AIDS patients have an increased risk of cancer, and one third of them will eventually develop a tumour. The risk of non-Hodgkin lymphomas (NHL) is much higher than in immunocompetent individuals.1 However, this risk has decreased since highly active antiretroviral treatment (HAART) was introduced, and the frequency has now been reported to be 1–4% in modern series.2 T-cell derived lymphomas are uncommon and represent less than 3% of NHL, and they usually present worse outcomes than B-cell derived ones.3 We report a patient with AIDS who developed a rapidly evolving T-cell type NHL.
A 50 year-old patient was admitted to hospital due to fever, weight loss and malaise for the past 3 weeks. He had a history of intravenous drug use and was diagnosed with HIV infection and hepatitis C virus-associated liver disease 11 years earlier. One year before the current admission he suffered P. jiroveci pneumonia, but refused to take HAART or prophylactic drugs against opportunistic infections. The physical examination was remarkable for low body weight (body mass index 17kg/m2), and enlargement of the liver and spleen. There were no palpable lymph nodes. Blood analyses revealed a normocytic anaemia, a markedly increased ESR, 14 CD4 cells/μl, and 1,480,000 HIV copies/μl. Chest X-ray revealed a slight interstitial pattern. All microbiological tests were negative. A CT scan revealed a 3cm×5cm necrotic mediastinal lymph node, with an inconclusive biopsy. A bone marrow biopsy showed non-specific abnormalities. In the following days subcutaneous painful nodules appeared in the abdomen. They were about 2cm in diameter, but the size changed, enlarging or decreasing over a few days. An excisional biopsy of one of these nodules revealed a dense infiltrate of lymphoid cells with horse-shoe nuclei in the hypodermis, with abundant expression of Ki67 in most cells (a cell proliferation marker) and positive staining for CD3, CD4, CD30, and EMA, being negative for CD8, CD15, CD20, ALK, LMP1, HHV8, consistent with ALK-negative anaplastic large cell lymphoma of T-cell type. Due to the poor patient status, HAART with atazanavir/ritonavir, lamivudine and abacavir was initiated prior to chemotherapy. However, the patient deteriorated rapidly and died 2 weeks later due to a lung infection.

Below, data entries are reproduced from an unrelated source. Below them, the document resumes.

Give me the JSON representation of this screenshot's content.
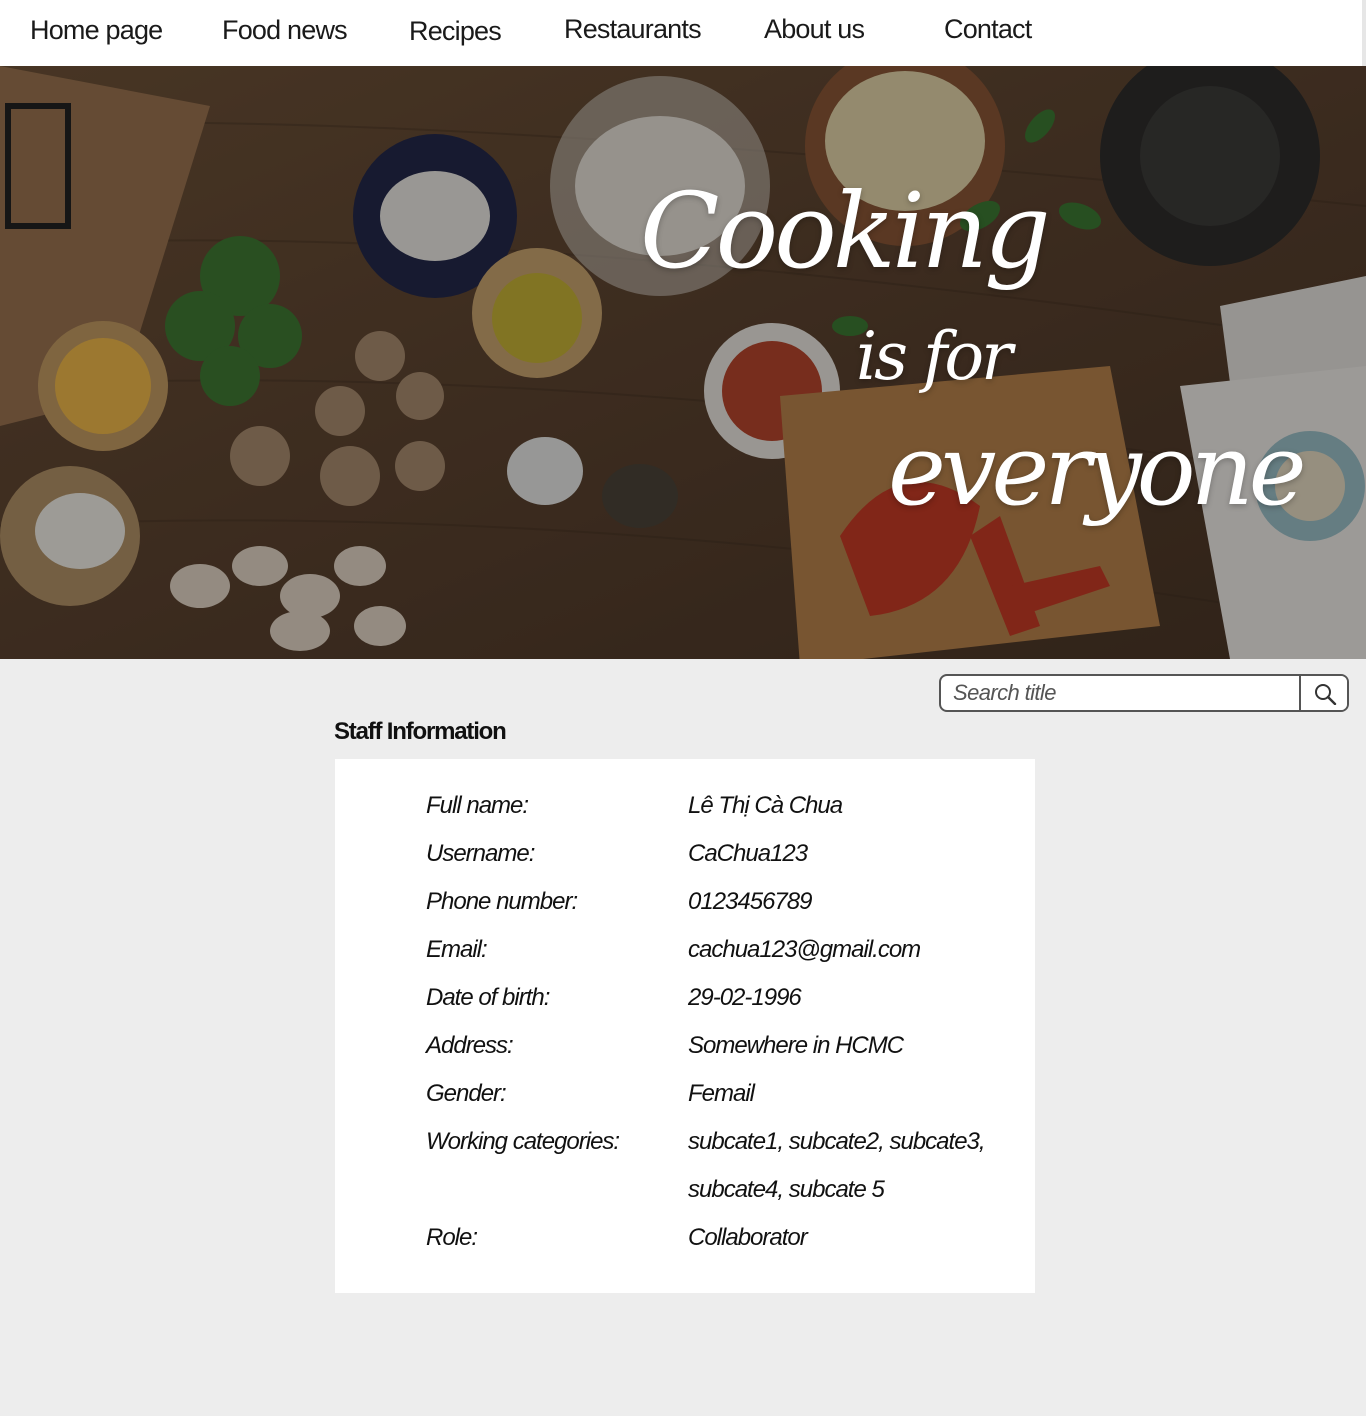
{
  "nav": {
    "items": [
      {
        "label": "Home page"
      },
      {
        "label": "Food news"
      },
      {
        "label": "Recipes"
      },
      {
        "label": "Restaurants"
      },
      {
        "label": "About us"
      },
      {
        "label": "Contact"
      }
    ]
  },
  "hero": {
    "line1": "Cooking",
    "line2": "is for",
    "line3": "everyone"
  },
  "search": {
    "placeholder": "Search title",
    "icon": "search-icon"
  },
  "staff": {
    "title": "Staff Information",
    "fields": [
      {
        "label": "Full name:",
        "value": "Lê Thị Cà Chua"
      },
      {
        "label": "Username:",
        "value": "CaChua123"
      },
      {
        "label": "Phone number:",
        "value": "0123456789"
      },
      {
        "label": "Email:",
        "value": "cachua123@gmail.com"
      },
      {
        "label": "Date of birth:",
        "value": "29-02-1996"
      },
      {
        "label": "Address:",
        "value": "Somewhere in HCMC"
      },
      {
        "label": "Gender:",
        "value": "Femail"
      },
      {
        "label": "Working categories:",
        "value": "subcate1, subcate2, subcate3,",
        "value_line2": "subcate4, subcate 5"
      },
      {
        "label": "Role:",
        "value": "Collaborator"
      }
    ]
  },
  "colors": {
    "page_bg": "#ededed",
    "nav_bg": "#ffffff",
    "card_bg": "#ffffff",
    "text": "#111111"
  }
}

Unlike from lymphomas derived from B-cells, T-cell lymphomas tend to be extranodal, with a higher propensity to affect skin and bone marrow.4,5 Among them the peripheral T-cell lymphoma is the most frequent, while other subtypes, such as angioimmunoblastic and anaplastic large cell lymphoma (ALCL) are less common. Less than 40 cases of ALCL have been reported in HIV-infected patients.6,7
ALCL was first characterised by Stein, who described a new type of lymphoma consisting of large anaplastic lymphoid cells with a strong expression of CD30, and a tendency to grow cohesively and invade lymph node sinuses.8 As in our case the common type is characterised by sheets of large lymphoid cells with horseshoe-shaped nuclei containing multiple nucleoli. Tumour cells have an abundant cytoplasm with vacuoles and an increased Golgi region. Most cases of ALCL express T-cell markers. The CD3 complex (TCR) is one of the most commonly expressed T-cell antigens, whereas unlike that of our patient CD4 or CD8 expression is less common.9 Some ALCLs are associated with a 2;5 chromosomal translocation encoding the tyrosine kinase anaplastic lymphoma kinase (ALK).10 It is assumed that both CD30 and ALK are involved in the growth and replication of the tumour cells.7
ALCL in HIV-infected patients has a distinct course, being much more aggressive than in immunocompetent patients. Although it is usually associated with extranodal involvement and systemic symptoms,5 presentation with rapidly appearing painful subcutaneous nodes, as in our patient, is very rare. Two clinical forms of ALCL have been described, systemic and cutaneous.7 Although the skin may be involved in both forms, in systemic cases the hypodermis is affected, but characteristically the dermis is preserved. This was the pattern in the case reported here. As in this case, ALCL tends to affect patients with severe immunodepression, and contrary to cases in non-infected population, rarely expresses ALK, which is associated with better responses to chemotherapy.4,9 Immune reconstitution by HAART is crucial. Anti-neoplastic regimens are frequently considered, but the prognosis is poor, with a median survival of 5 months.5,10
Although uncommon, clinicians caring for patients with HIV infection should be aware of this tumour, especially in patients presenting with swollen lymph nodes, or subcutaneous nodes. Since it affects patients with severe immunodeficiency, and has an ominous prognosis, good control of HIV infection and subsequent immunodepression is the best preventive strategy.